Bubble structures are ubiquitously observed in the interstellar medium from the vicinity of the Solar system to nearby star-forming galaxies. Such bubbles, presumably created by HII regions, supernovae (SNe), and superbubbles, influence the dynamical and thermal evolution of surrounding molecular clouds (MCs). Previous numerical studies suggest that MCs cannot maintain their observed level of supersonic turbulence more than 1 Myr if influenced by only a single SN. However, the typical lifetime of MCs (a few 10 Myr) is long enough to experience many compressions by multiple SNe and thus the long-term cloud evolution (> 1 Myr) with multiple SNe remains to be investigated.
We performed zoomed simulations on a 100 pc scale toward a MC in our simulations of a stratified galactic disk (SILCC project). We systematically injected additional SNe in the vicinity of the targeted cloud by varying the frequency and spatial clustering of SNe.

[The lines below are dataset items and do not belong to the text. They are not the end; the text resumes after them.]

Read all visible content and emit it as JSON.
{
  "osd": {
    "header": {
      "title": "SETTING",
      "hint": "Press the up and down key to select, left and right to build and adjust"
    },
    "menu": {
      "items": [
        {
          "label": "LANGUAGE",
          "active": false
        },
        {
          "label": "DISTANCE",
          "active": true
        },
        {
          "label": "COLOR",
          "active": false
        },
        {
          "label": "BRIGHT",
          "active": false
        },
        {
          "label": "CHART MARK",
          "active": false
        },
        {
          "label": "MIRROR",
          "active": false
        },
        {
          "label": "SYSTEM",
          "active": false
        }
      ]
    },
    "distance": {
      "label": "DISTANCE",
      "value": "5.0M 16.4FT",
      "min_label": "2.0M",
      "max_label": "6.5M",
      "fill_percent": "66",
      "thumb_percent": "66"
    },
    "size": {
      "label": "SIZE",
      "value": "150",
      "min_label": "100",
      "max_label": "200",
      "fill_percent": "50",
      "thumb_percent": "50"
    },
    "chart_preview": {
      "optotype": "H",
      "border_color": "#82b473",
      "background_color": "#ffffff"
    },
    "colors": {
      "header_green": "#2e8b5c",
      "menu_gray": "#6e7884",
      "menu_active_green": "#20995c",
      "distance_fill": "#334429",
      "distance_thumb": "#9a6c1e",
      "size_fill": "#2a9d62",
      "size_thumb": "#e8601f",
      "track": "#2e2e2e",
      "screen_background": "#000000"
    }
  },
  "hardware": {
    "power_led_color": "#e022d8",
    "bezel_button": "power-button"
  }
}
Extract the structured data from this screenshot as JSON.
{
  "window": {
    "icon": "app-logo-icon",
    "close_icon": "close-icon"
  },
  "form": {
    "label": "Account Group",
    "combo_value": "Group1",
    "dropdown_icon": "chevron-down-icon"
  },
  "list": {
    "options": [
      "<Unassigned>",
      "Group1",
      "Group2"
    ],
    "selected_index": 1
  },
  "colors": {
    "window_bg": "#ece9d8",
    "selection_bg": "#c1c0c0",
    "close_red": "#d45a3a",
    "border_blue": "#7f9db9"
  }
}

Our results show that the impact by six SNe occurred at 25 pc distance from the cloud enhance turbulence to > 10 km/s on 1 - 100 pc scale longer than 1 Myr. Such enhancement is prominent in lower density volumes, while regions with a high total column density (> 10^22 cm-2) do not experience significant turbulent enhancement.
To discuss the observability of multiple SN impact, we also performed synthetic observations in H alpha by using MAPPINGS V and in 12CO(J=1-0) by using RADMC-3D. Out results suggest that H alpha captures the expanding motion of hot supernova remnant bubbles and the subsequent turbulence. Meanwhile, 12CO(J=1-0) tends to trace only the periphery of expanding bubbles. The velocity dispersion measured in 12CO(J=1-0) amounts to 25 percent of the total turbulent energy even when six SNe occurred. Therefore, multi-band observations are ideal to evaluate the impact by multiple SNe. Mid-J and high-J CO transitions will become interesting lines to bridge between radio and optical lines.